Friday, January 29, 2010

Problem 2

Whelp I just wiped out this entire post by accident. That is so awesome. I've learned an important lesson about Blogger.

Oh well, it was probably too long of a post for such an uninteresting problem.

Each new term in the Fibonacci sequence is generated by adding the previous two terms. By starting with 1 and 2, the first 10 terms will be:
1, 2, 3, 5, 8, 13, 21, 34, 55, 89, ...
Find the sum of all the even-valued terms in the sequence which do not exceed four million.

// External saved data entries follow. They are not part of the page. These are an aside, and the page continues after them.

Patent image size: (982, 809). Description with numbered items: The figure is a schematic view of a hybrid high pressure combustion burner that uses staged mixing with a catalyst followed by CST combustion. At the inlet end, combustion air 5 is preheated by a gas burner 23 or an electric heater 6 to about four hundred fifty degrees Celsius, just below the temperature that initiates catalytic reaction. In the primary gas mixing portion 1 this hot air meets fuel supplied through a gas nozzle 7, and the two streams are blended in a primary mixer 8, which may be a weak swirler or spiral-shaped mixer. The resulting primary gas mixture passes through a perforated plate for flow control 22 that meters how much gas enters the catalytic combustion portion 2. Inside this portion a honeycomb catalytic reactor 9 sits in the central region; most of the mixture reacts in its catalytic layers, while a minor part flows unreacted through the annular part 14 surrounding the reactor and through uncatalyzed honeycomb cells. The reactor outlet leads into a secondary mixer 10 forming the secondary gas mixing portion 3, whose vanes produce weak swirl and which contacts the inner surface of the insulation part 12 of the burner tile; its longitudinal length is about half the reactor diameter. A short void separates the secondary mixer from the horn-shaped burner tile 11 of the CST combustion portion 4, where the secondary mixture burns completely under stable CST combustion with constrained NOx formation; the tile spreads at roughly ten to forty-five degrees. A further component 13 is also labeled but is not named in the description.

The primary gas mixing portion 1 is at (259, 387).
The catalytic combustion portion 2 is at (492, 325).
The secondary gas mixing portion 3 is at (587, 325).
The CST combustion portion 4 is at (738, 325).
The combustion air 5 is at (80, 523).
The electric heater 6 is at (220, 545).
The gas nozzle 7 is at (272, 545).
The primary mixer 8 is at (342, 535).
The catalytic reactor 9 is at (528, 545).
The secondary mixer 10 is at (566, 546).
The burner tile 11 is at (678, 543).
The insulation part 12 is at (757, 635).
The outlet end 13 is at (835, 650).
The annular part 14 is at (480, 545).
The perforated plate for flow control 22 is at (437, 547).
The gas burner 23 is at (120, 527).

if __name__ == '__main__':
    sum = 0
    cur = 1
    prev = 0

    while cur + prev <= 4000000:
        newPrev = cur
        cur = cur + prev
        prev = newPrev
        if (cur % 2 == 0):
            sum = sum + cur
    print sum

Problem 1

First problem of the project and it is a pretty simple one.

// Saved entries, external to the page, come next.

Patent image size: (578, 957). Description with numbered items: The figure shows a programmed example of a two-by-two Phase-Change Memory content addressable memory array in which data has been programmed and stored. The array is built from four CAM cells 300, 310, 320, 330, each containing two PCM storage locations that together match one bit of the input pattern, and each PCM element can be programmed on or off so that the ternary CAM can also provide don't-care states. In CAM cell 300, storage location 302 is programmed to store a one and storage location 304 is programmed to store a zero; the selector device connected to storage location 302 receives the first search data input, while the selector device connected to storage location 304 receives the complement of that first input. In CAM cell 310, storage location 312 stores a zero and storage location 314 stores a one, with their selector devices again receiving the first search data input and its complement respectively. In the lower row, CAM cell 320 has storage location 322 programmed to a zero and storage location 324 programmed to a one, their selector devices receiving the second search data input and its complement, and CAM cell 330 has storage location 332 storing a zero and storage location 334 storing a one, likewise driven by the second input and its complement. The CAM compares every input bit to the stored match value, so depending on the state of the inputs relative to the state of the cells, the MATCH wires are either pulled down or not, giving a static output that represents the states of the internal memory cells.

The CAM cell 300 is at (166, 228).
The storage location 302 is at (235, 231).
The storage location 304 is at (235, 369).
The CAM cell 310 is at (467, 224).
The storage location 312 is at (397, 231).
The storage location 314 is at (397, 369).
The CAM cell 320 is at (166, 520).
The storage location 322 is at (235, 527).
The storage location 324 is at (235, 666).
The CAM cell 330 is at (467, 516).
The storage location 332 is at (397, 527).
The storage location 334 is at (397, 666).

If we list all the natural numbers below 10 that are multiples of 3 or 5, we get 3, 5, 6 and 9. The sum of these multiples is 23.
Find the sum of all the multiples of 3 or 5 below 1000.

package euler1;

import java.util.Arrays;
import java.util.Collection;

/**
 * Project Euler Problem 1
 */
public class Main {

    public static void main(String[] args) {
        int sum = generateMultiples(1000, Arrays.asList(new Integer[]{3, 5}));
        System.out.println(sum);
    }

    private static int generateMultiples(int end, Collection multiples) {
        int sum = 0;
        
        for (int i = 0; i < end; i++) {
            for (Integer multiple : multiples) {
                if (i % multiple == 0) {
                    sum += i;
                    break;
                }
            }
        }
        return sum;
    }
}
Not much of interest here, aside from noting that writing this problem in Java felt like writing enterprise FizzBuzz. The use of Collections and Integers might be over engineering on my part, but what can I say, I like the way the For Each loop looks.